AU HASARD DES OISEAUX
Par Michel Bellin le samedi 23 mai 2009, 12:06 - Lien permanent
J'ai retrouvé hier soir notre squat de Garches. Autant l'hiver cette bicoque d'un autre âge est sinistre, autant l'arrivée des beaux jours la transfigure et l'enchante. Vite entrouvertes toutes les fenêtres pour réchauffer les pièces, vite ! Au salon, le lierre avait dévoré les embrasures et j'ai eu quelque mal à pousser la croisée. Après un frugal dîner, je me suis enfoncé dans le vieux canapé anglais tandis que la radio retransmettait le 3ème concerto de Beethoven (je ne l'ai su qu'à la fin, chose curieuse, j'étais persuadé d'entendre Mozart). Ce fut en fait un concerto pour deux solistes aussi virtuoses l'un que l'autre : sur une branche basse du cèdre, un merle s'en donnait à cœur joie tandis qu'au clavier - et en même temps à la direction - s'envolaient les mains agiles de Pierre-Laurent Aimard.
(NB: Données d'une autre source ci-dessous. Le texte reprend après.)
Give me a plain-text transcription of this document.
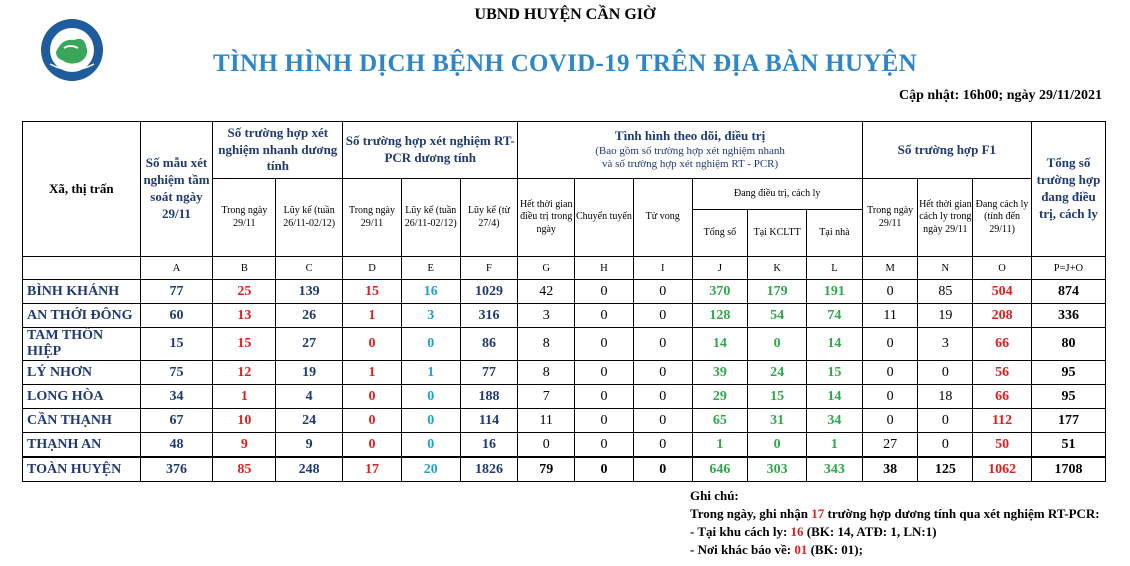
UBND HUYỆN CẦN GIỜ
TÌNH HÌNH DỊCH BỆNH COVID-19 TRÊN ĐỊA BÀN HUYỆN
Cập nhật: 16h00; ngày 29/11/2021
Xã, thị trấn	Số mẫu xét nghiệm tầm soát ngày 29/11	Số trường hợp xét nghiệm nhanh dương tính		Số trường hợp xét nghiệm RT-PCR dương tính			Tình hình theo dõi, điều trị
(Bao gồm số trường hợp xét nghiệm nhanh
và số trường hợp xét nghiệm RT - PCR)						Số trường hợp F1			Tổng số trường hợp đang điều trị, cách ly
		Trong ngày 29/11	Lũy kế (tuần 26/11-02/12)	Trong ngày 29/11	Lũy kế (tuần 26/11-02/12)	Lũy kế (từ 27/4)	Hết thời gian điều trị trong ngày	Chuyển tuyến	Tử vong	Đang điều trị, cách ly			Trong ngày 29/11	Hết thời gian cách ly trong ngày 29/11	Đang cách ly (tính đến 29/11)	
										Tổng số	Tại KCLTT	Tại nhà				
	A	B	C	D	E	F	G	H	I	J	K	L	M	N	O	P=J+O
BÌNH KHÁNH	77	25	139	15	16	1029	42	0	0	370	179	191	0	85	504	874
AN THỚI ĐÔNG	60	13	26	1	3	316	3	0	0	128	54	74	11	19	208	336
TAM THÔN HIỆP	15	15	27	0	0	86	8	0	0	14	0	14	0	3	66	80
LÝ NHƠN	75	12	19	1	1	77	8	0	0	39	24	15	0	0	56	95
LONG HÒA	34	1	4	0	0	188	7	0	0	29	15	14	0	18	66	95
CẦN THẠNH	67	10	24	0	0	114	11	0	0	65	31	34	0	0	112	177
THẠNH AN	48	9	9	0	0	16	0	0	0	1	0	1	27	0	50	51
TOÀN HUYỆN	376	85	248	17	20	1826	79	0	0	646	303	343	38	125	1062	1708
Ghi chú:
Trong ngày, ghi nhận 17 trường hợp dương tính qua xét nghiệm RT-PCR:
- Tại khu cách ly: 16 (BK: 14, ATĐ: 1, LN:1)
- Nơi khác báo về: 01 (BK: 01);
Du moins telles que je les imaginais puisque je ferme les yeux lorsque je savoure la musique (quand je fais l'amour aussi). J'aurais juré que l'oiseau entendait le pianiste, qu'il lui donnait la réplique sans s'en laisser conter et voulait rivaliser avec lui. On n'a peur de rien quand on est un oiseau ! Quelle pyrotechnie ! Quelle ivresse ! Quelle musique vivante ! Je devais être le seul auditeur de France Musique à assister – à participer – en direct à une véritable recréation du grand Ludwig : la porte-fenêtre étant ouverte, je bénéficiais en effet d'une stéréo de rêve, la mieux équilibrée, la plus naturelle qui soit, impros étourdissantes de l'oiseau dans l'oreille gauche, arabesques virevoltantes du pianiste dans l'autre.
De tels moments où la banalité du quotidien est soudain touchée par une baguette magique, où le Temps suspend son vol, où la Poésie véritablement s'incarne, où la Musique est tout à fait cette mystérieuse vibration d'air qui pense et émeut… comment être suffisamment reconnaissant d'une telle Grâce et déjà nostalgique parce qu'aussitôt frustré ?
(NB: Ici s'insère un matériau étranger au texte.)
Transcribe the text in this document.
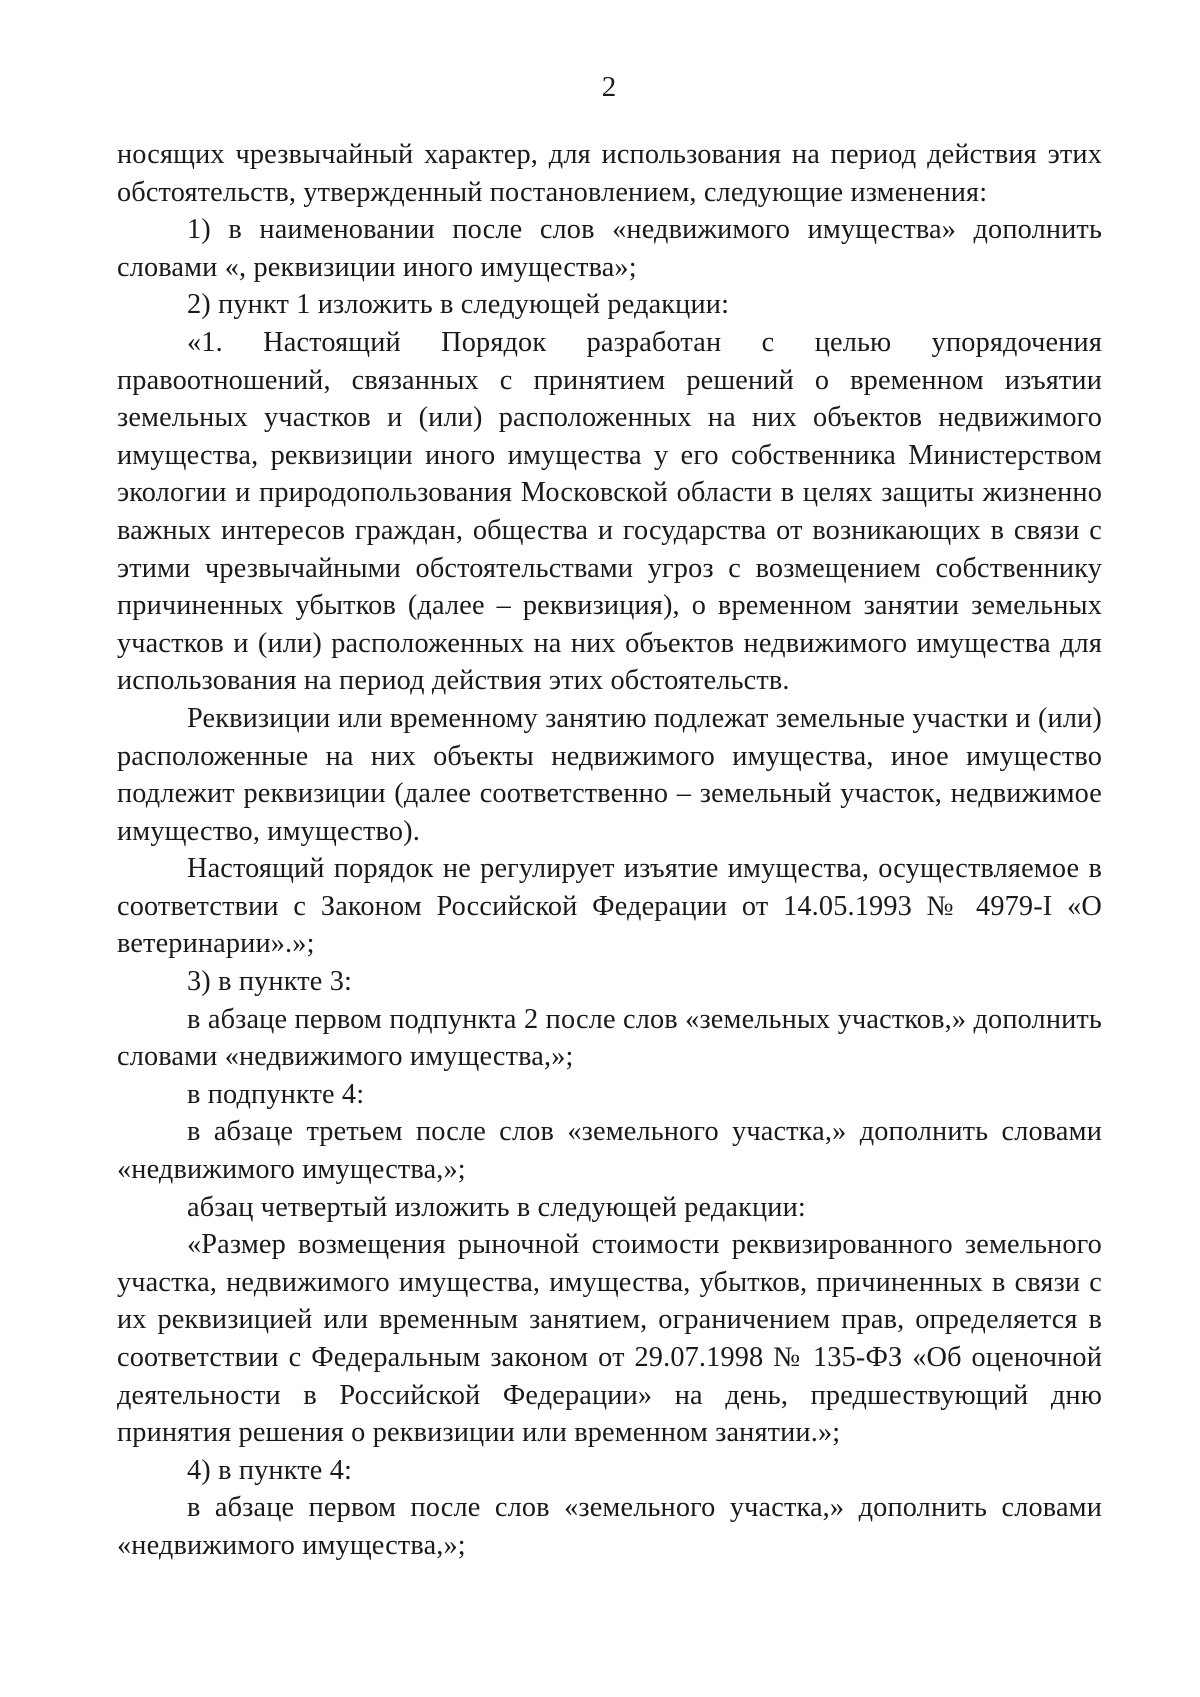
2

носящих чрезвычайный характер, для использования на период действия этих обстоятельств, утвержденный постановлением, следующие изменения:

1) в наименовании после слов «недвижимого имущества» дополнить словами «, реквизиции иного имущества»;

2) пункт 1 изложить в следующей редакции:

«1. Настоящий Порядок разработан с целью упорядочения правоотношений, связанных с принятием решений о временном изъятии земельных участков и (или) расположенных на них объектов недвижимого имущества, реквизиции иного имущества у его собственника Министерством экологии и природопользования Московской области в целях защиты жизненно важных интересов граждан, общества и государства от возникающих в связи с этими чрезвычайными обстоятельствами угроз с возмещением собственнику причиненных убытков (далее – реквизиция), о временном занятии земельных участков и (или) расположенных на них объектов недвижимого имущества для использования на период действия этих обстоятельств.

Реквизиции или временному занятию подлежат земельные участки и (или) расположенные на них объекты недвижимого имущества, иное имущество подлежит реквизиции (далее соответственно – земельный участок, недвижимое имущество, имущество).

Настоящий порядок не регулирует изъятие имущества, осуществляемое в соответствии с Законом Российской Федерации от 14.05.1993 № 4979-I «О ветеринарии».»;

3) в пункте 3:

в абзаце первом подпункта 2 после слов «земельных участков,» дополнить словами «недвижимого имущества,»;

в подпункте 4:

в абзаце третьем после слов «земельного участка,» дополнить словами «недвижимого имущества,»;

абзац четвертый изложить в следующей редакции:

«Размер возмещения рыночной стоимости реквизированного земельного участка, недвижимого имущества, имущества, убытков, причиненных в связи с их реквизицией или временным занятием, ограничением прав, определяется в соответствии с Федеральным законом от 29.07.1998 № 135-ФЗ «Об оценочной деятельности в Российской Федерации» на день, предшествующий дню принятия решения о реквизиции или временном занятии.»;

4) в пункте 4:

в абзаце первом после слов «земельного участка,» дополнить словами «недвижимого имущества,»;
De tels moments où la banalité du quotidien est soudain touchée par une baguette magique, où le Temps suspend son vol, où la Poésie véritablement s'incarne, où la Musique est tout à fait cette mystérieuse vibration d'air qui pense et émeut… comment être suffisamment reconnaissant d'une telle Grâce et déjà nostalgique parce qu'aussitôt frustré ?
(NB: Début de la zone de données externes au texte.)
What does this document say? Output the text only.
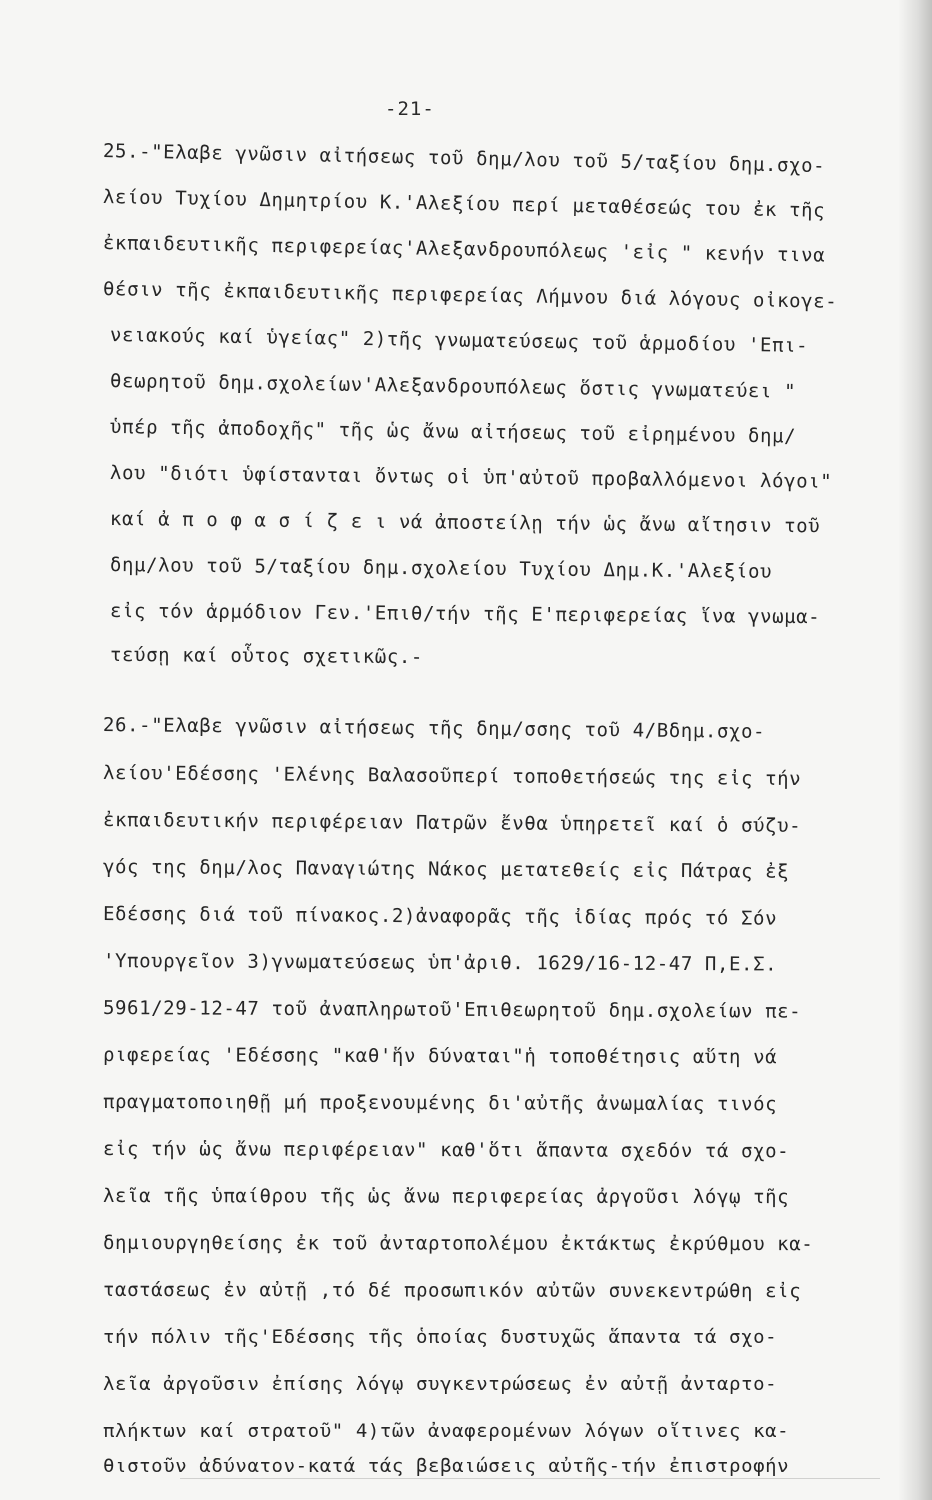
-21-
25.-"Ελαβε γνῶσιν αἰτήσεως τοῦ δημ/λου τοῦ 5/ταξίου δημ.σχο-
λείου Τυχίου Δημητρίου Κ.'Αλεξίου περί μεταθέσεώς του ἐκ τῆς
ἐκπαιδευτικῆς περιφερείας'Αλεξανδρουπόλεως 'εἰς " κενήν τινα
θέσιν τῆς ἐκπαιδευτικῆς περιφερείας Λήμνου διά λόγους οἰκογε-
νειακούς καί ὑγείας" 2)τῆς γνωματεύσεως τοῦ ἁρμοδίου 'Επι-
θεωρητοῦ δημ.σχολείων'Αλεξανδρουπόλεως ὅστις γνωματεύει "
ὑπέρ τῆς ἀποδοχῆς" τῆς ὡς ἄνω αἰτήσεως τοῦ εἰρημένου δημ/
λου "διότι ὑφίστανται ὄντως οἱ ὑπ'αὐτοῦ προβαλλόμενοι λόγοι"
καί ἀ π ο φ α σ ί ζ ε ι νά ἀποστείλῃ τήν ὡς ἄνω αἴτησιν τοῦ
δημ/λου τοῦ 5/ταξίου δημ.σχολείου Τυχίου Δημ.Κ.'Αλεξίου
εἰς τόν ἁρμόδιον Γεν.'Επιθ/τήν τῆς Ε'περιφερείας ἵνα γνωμα-
τεύσῃ καί οὗτος σχετικῶς.-
26.-"Ελαβε γνῶσιν αἰτήσεως τῆς δημ/σσης τοῦ 4/Βδημ.σχο-
λείου'Εδέσσης 'Ελένης Βαλασοῦπερί τοποθετήσεώς της εἰς τήν
ἐκπαιδευτικήν περιφέρειαν Πατρῶν ἔνθα ὑπηρετεῖ καί ὁ σύζυ-
γός της δημ/λος Παναγιώτης Νάκος μετατεθείς εἰς Πάτρας ἐξ
Εδέσσης διά τοῦ πίνακος.2)ἀναφορᾶς τῆς ἰδίας πρός τό Σόν
'Υπουργεῖον 3)γνωματεύσεως ὑπ'ἀριθ. 1629/16-12-47 Π,Ε.Σ.
5961/29-12-47 τοῦ ἀναπληρωτοῦ'Επιθεωρητοῦ δημ.σχολείων πε-
ριφερείας 'Εδέσσης "καθ'ἥν δύναται"ἡ τοποθέτησις αὕτη νά
πραγματοποιηθῇ μή προξενουμένης δι'αὐτῆς ἀνωμαλίας τινός
εἰς τήν ὡς ἄνω περιφέρειαν" καθ'ὅτι ἅπαντα σχεδόν τά σχο-
λεῖα τῆς ὑπαίθρου τῆς ὡς ἄνω περιφερείας ἀργοῦσι λόγῳ τῆς
δημιουργηθείσης ἐκ τοῦ ἀνταρτοπολέμου ἐκτάκτως ἐκρύθμου κα-
ταστάσεως ἐν αὐτῇ ,τό δέ προσωπικόν αὐτῶν συνεκεντρώθη εἰς
τήν πόλιν τῆς'Εδέσσης τῆς ὁποίας δυστυχῶς ἅπαντα τά σχο-
λεῖα ἀργοῦσιν ἐπίσης λόγῳ συγκεντρώσεως ἐν αὐτῇ ἀνταρτο-
πλήκτων καί στρατοῦ" 4)τῶν ἀναφερομένων λόγων οἵτινες κα-
θιστοῦν ἀδύνατον-κατά τάς βεβαιώσεις αὐτῆς-τήν ἐπιστροφήν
J'ai appris très tard à aimer les oiseaux
je le regrette un peu
mais maintenant tout est arrangé
on s'est compris
ils ne s'occupent pas de moi
je ne m'occupe pas d'eux
je les regarde
je les laisse faire
tous les oiseaux font de leur mieux
ils donnent l'exemple
pas l'exemple comme par exemple Monsieur Glacis qui s'est remarquablement courageusement conduit pendant la guerre ou l'exemple du petit Paul qui était si pauvre et si beau et tellement honnête avec ça et qui est devenu plus tard le grand Paul si riche si vieux si honorable et si affreux et si avare et si charitable et si pieux
ou par exemple cette vieille servante qui eut une vie et une mort exemplaires jamais de discussions pas ça l'ongle claquant sur la dent pas ça de discussion avec monsieur ou avec madame au sujet de cette affreuse question des salaires
non
les oiseaux donnent l'exemple
l'exemple comme il faut
exemple des oiseaux
exemple des oiseaux
exemple les plumes les ailes le vol des oiseaux
exemple le nid les voyages et les chants des oiseaux
exemple la beauté des oiseaux
exemple le cœur des oiseaux
la lumière des oiseaux.
Jacques Prévert, Paroles, Gallimard, 2008.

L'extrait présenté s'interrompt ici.